Rationale: SIL-2 classification of the independent CO2 safety sensor (SUB-REQ-076) requires verified separation from the process-control sensor path — common-cause failure of a shared power rail or signal cable would defeat the independence. Physical inspection alone cannot confirm correct fault response behaviour; power-removal tests verify both the independence of the supply and the correct alarm/disable response of the CO2 injection controller. This is the defence-in-depth layer between a process sensor failure and uncontrolled CO2 accumulation.

Rationale: Climate management accuracy (±5% RH, SUB-REQ-054), sensor sampling rate (1 Hz, SUB-REQ-056), sensor failover (SUB-REQ-057), fresh air coordination (5-30%, SUB-REQ-058), and actuator latency (500 ms, SUB-REQ-059) are all performance requirements derived from crop physiology needs. Each must be demonstrated on a commissioned zone under realistic thermal load because the interactions between HVAC actuators, temperature sensor networks, and CO2 enrichment create coupled control loops that cannot be validated by component tests alone. The crop canopy load is specified because it represents the primary thermal disturbance in a vertical farm grow zone.
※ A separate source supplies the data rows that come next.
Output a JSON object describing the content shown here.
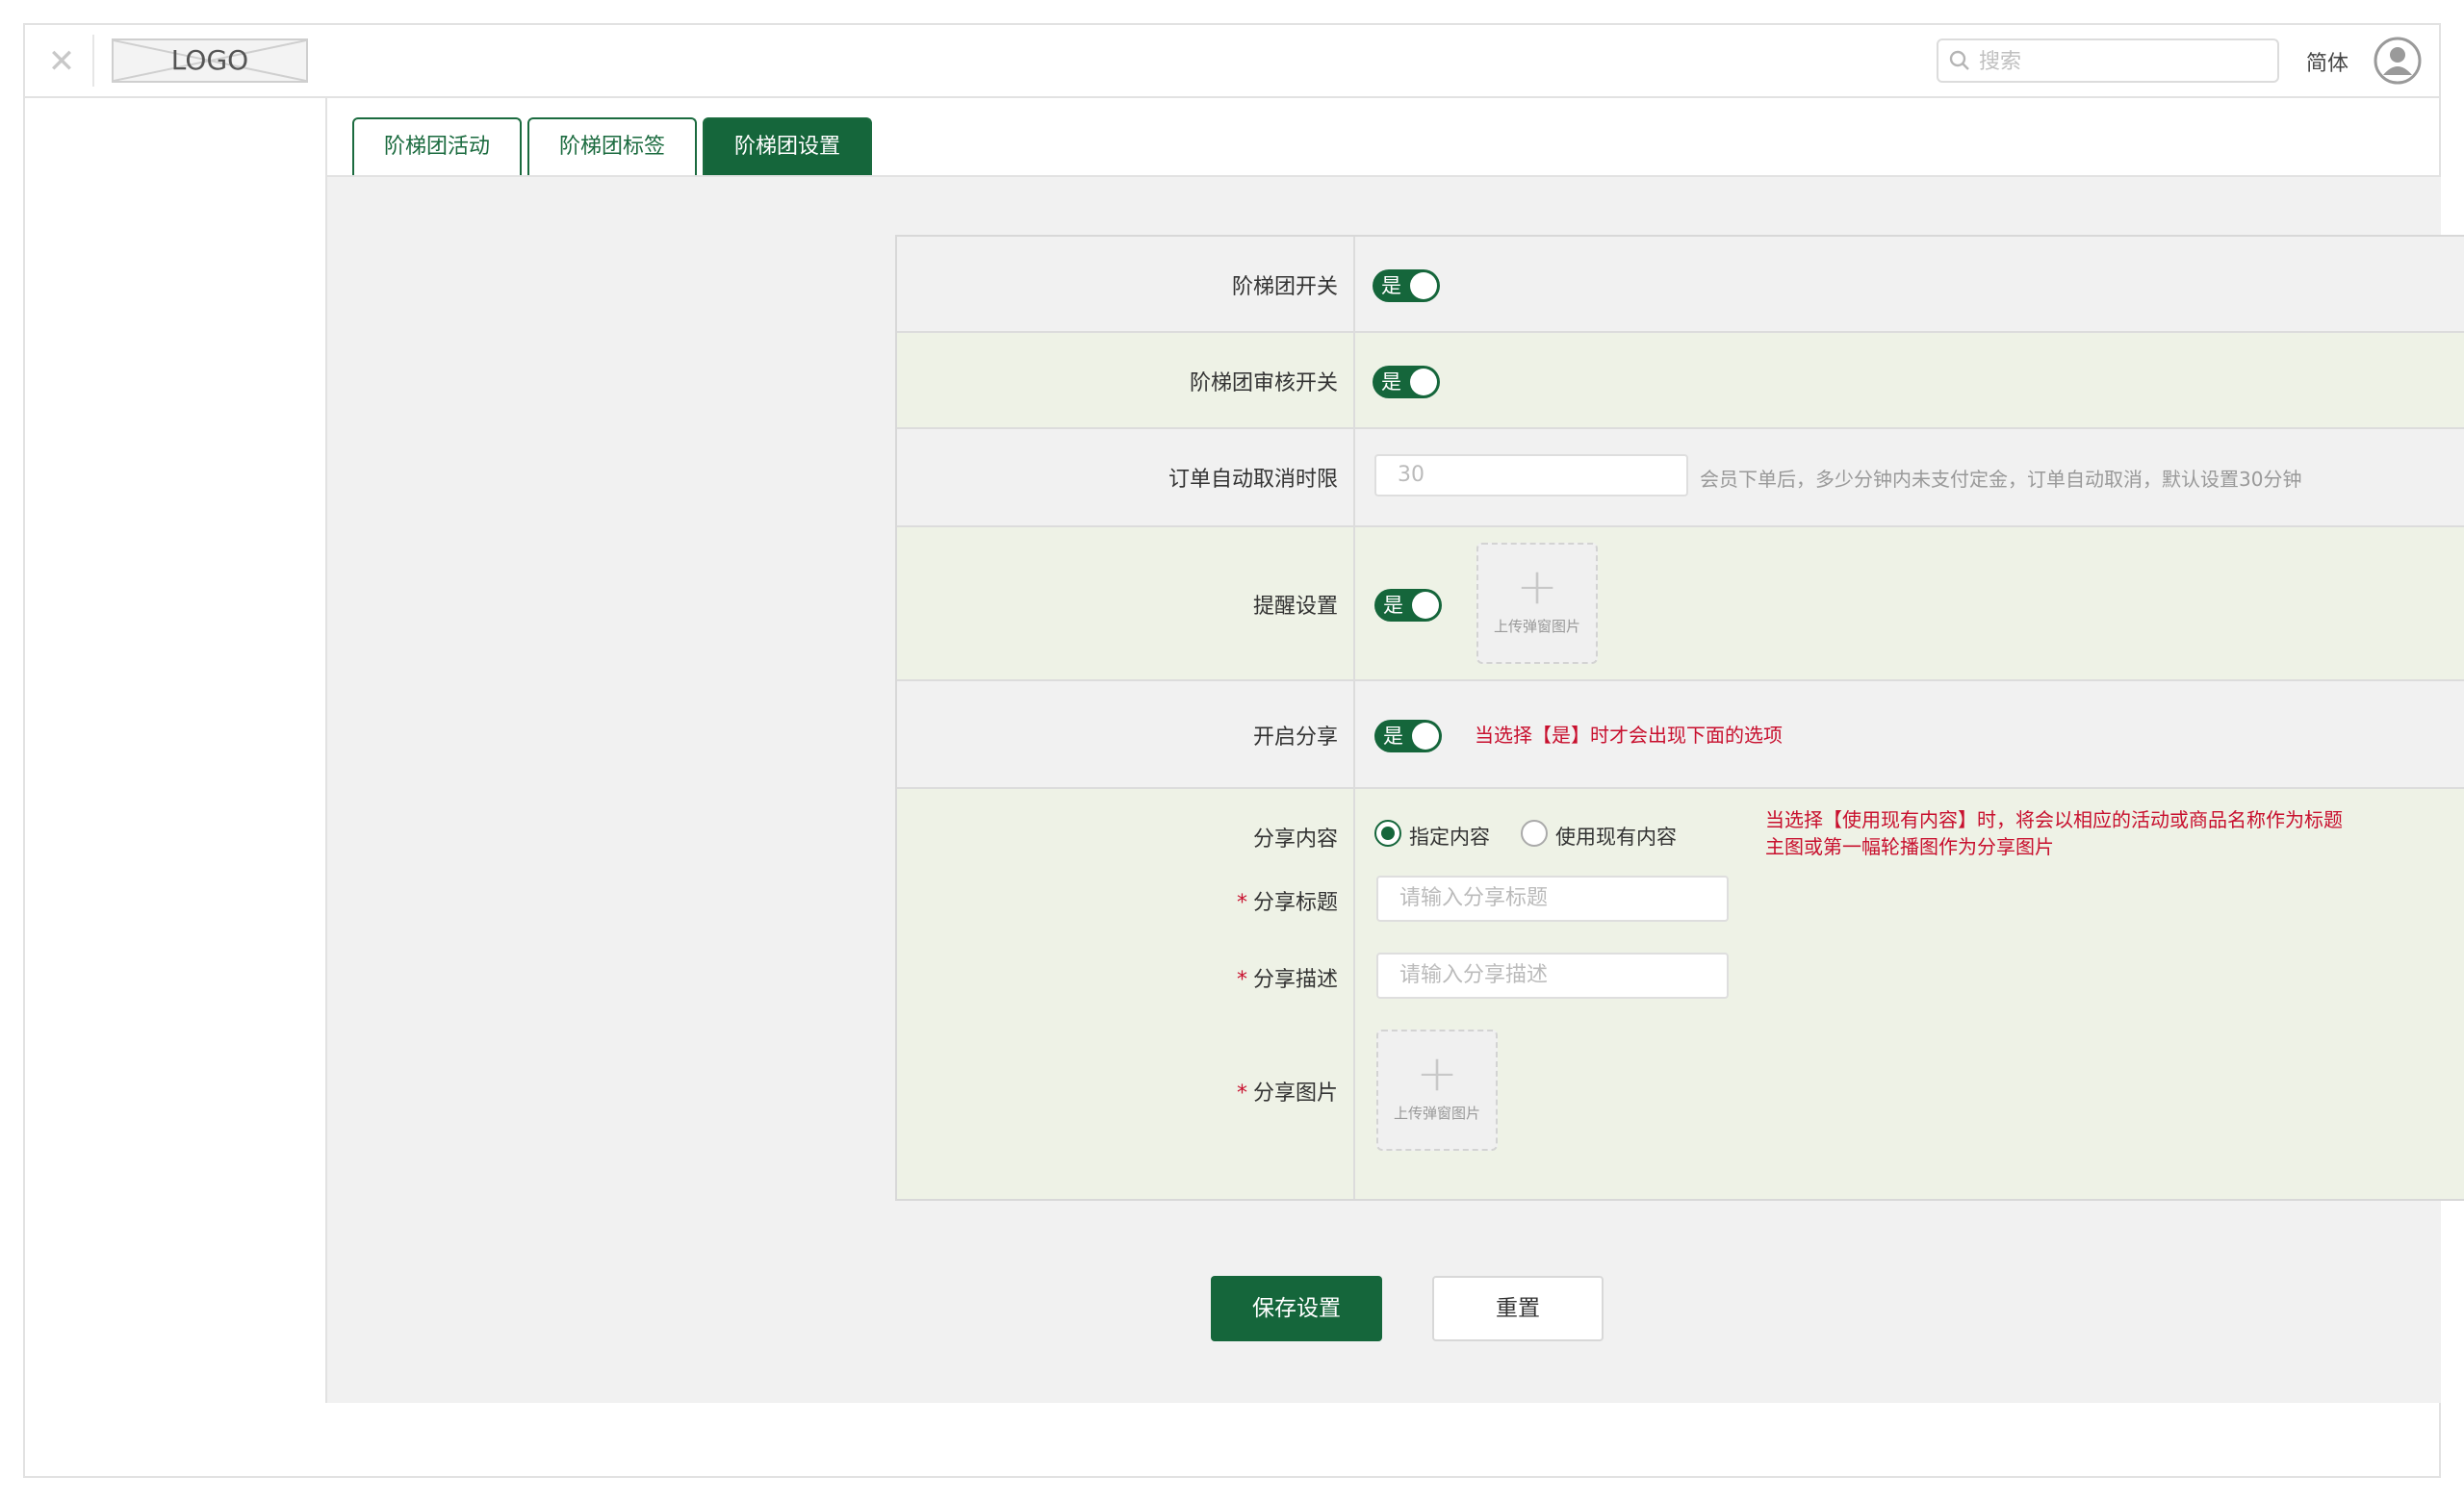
{
  "header": {
    "logo_text": "LOGO",
    "search_placeholder": "搜索",
    "language": "简体"
  },
  "tabs": [
    {
      "label": "阶梯团活动",
      "active": false
    },
    {
      "label": "阶梯团标签",
      "active": false
    },
    {
      "label": "阶梯团设置",
      "active": true
    }
  ],
  "form": {
    "group_switch": {
      "label": "阶梯团开关",
      "value": "是",
      "on": true
    },
    "review_switch": {
      "label": "阶梯团审核开关",
      "value": "是",
      "on": true
    },
    "auto_cancel": {
      "label": "订单自动取消时限",
      "placeholder": "30",
      "hint": "会员下单后，多少分钟内未支付定金，订单自动取消，默认设置30分钟"
    },
    "reminder": {
      "label": "提醒设置",
      "value": "是",
      "on": true,
      "upload_caption": "上传弹窗图片"
    },
    "share_enable": {
      "label": "开启分享",
      "value": "是",
      "on": true,
      "note": "当选择【是】时才会出现下面的选项"
    },
    "share_content": {
      "label": "分享内容",
      "options": [
        "指定内容",
        "使用现有内容"
      ],
      "selected": "指定内容",
      "note_line1": "当选择【使用现有内容】时，将会以相应的活动或商品名称作为标题",
      "note_line2": "主图或第一幅轮播图作为分享图片"
    },
    "share_title": {
      "required_mark": "*",
      "label": "分享标题",
      "placeholder": "请输入分享标题"
    },
    "share_desc": {
      "required_mark": "*",
      "label": "分享描述",
      "placeholder": "请输入分享描述"
    },
    "share_image": {
      "required_mark": "*",
      "label": "分享图片",
      "upload_caption": "上传弹窗图片"
    }
  },
  "actions": {
    "save": "保存设置",
    "reset": "重置"
  },
  "colors": {
    "primary": "#15663b",
    "alert": "#c8102e",
    "row_alt": "#eef2e6",
    "row_plain": "#f1f1f1"
  }
}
Rationale: ZCU loop rate (SUB-REQ-066, 10 Hz) determines control bandwidth for all regulated environmental parameters — insufficient loop rate causes steady-state error and overshoot. NOR flash persistence (SUB-REQ-067, 5 s) is the recovery mechanism for power-loss events. I/O sampling accuracy (SUB-REQ-068) underpins all closed-loop control accuracy. Gateway latency (SUB-REQ-069, 500 ms) sets the supervisory loop response time. ZCU holdover (SUB-REQ-075, 35 min) is the primary availability mechanism when supervisory communications fail; testing requires actual power removal to confirm the holdover cache is populated before the outage.
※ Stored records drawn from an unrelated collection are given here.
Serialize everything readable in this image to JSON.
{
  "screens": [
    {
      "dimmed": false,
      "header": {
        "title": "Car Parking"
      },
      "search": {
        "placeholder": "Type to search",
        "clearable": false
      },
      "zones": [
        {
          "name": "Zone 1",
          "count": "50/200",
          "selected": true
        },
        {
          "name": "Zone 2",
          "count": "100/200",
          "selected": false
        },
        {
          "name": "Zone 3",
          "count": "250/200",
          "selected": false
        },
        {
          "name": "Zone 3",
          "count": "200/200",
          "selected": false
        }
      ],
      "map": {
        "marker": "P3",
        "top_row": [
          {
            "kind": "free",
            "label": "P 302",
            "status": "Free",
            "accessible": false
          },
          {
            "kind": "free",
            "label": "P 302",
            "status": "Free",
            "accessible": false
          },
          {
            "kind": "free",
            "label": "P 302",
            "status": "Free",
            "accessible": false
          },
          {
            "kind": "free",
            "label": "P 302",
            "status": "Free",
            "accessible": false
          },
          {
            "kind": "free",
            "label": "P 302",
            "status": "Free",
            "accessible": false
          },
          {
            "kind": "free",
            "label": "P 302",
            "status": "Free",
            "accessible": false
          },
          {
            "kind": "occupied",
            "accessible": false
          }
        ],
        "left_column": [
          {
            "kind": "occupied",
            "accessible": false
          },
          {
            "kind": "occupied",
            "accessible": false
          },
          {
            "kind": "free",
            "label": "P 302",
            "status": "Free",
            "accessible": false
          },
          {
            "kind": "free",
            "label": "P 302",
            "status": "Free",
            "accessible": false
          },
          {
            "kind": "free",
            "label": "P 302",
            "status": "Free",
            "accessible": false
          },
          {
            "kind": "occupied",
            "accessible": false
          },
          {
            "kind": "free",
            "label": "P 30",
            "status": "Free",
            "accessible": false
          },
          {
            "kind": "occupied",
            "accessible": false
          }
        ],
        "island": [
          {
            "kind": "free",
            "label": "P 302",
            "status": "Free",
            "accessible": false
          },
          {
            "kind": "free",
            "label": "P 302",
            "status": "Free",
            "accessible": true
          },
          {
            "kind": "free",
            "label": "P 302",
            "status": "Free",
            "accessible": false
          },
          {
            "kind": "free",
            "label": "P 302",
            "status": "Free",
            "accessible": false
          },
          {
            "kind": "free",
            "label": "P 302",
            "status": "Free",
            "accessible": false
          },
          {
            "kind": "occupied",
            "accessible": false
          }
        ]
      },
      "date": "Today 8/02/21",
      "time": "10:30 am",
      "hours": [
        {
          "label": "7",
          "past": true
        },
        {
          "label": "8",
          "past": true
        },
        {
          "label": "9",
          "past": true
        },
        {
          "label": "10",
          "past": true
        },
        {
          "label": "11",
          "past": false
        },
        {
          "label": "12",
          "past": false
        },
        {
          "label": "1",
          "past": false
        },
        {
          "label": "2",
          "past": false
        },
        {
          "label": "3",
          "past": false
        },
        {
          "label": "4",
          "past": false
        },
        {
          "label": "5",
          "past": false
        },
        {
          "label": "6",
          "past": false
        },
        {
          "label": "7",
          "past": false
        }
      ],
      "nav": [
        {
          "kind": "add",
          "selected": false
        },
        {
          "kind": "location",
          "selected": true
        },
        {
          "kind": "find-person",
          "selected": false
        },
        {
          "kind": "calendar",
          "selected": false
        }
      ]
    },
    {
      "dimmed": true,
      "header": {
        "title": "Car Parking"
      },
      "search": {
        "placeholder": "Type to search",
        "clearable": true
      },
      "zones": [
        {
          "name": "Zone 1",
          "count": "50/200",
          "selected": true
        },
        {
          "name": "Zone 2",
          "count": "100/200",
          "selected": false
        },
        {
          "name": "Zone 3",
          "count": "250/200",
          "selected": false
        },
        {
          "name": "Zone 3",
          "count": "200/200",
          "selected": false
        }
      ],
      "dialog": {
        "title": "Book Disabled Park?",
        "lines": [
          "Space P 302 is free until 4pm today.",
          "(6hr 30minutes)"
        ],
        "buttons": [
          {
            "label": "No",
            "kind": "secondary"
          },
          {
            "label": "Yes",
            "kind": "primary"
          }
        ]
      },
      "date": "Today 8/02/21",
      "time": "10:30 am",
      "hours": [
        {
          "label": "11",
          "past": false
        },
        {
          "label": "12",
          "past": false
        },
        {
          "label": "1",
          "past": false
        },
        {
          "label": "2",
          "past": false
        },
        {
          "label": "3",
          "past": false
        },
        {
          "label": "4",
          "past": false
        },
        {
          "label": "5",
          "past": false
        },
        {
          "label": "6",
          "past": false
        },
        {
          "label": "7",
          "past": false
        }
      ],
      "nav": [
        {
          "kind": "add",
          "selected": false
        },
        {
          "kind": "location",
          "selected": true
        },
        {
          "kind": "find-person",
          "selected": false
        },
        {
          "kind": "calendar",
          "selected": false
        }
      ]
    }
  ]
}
Rationale: Worker-comfort mode is a safety-critical operational mode protecting harvest crew from CO2 toxicity, photo-biological hazards, and thermal stress. The test uses a live zone because comfort mode parameters interact with the running PID control loops — simulation cannot confirm that CO2 injection shutoff propagates correctly through the closed-loop control or that the zone-occupied flag correctly blocks the supervisory recipe engine. Testing the zone-occupied interlock is mandatory because re-entry to production conditions while crew are present is the primary safety hazard this requirement prevents.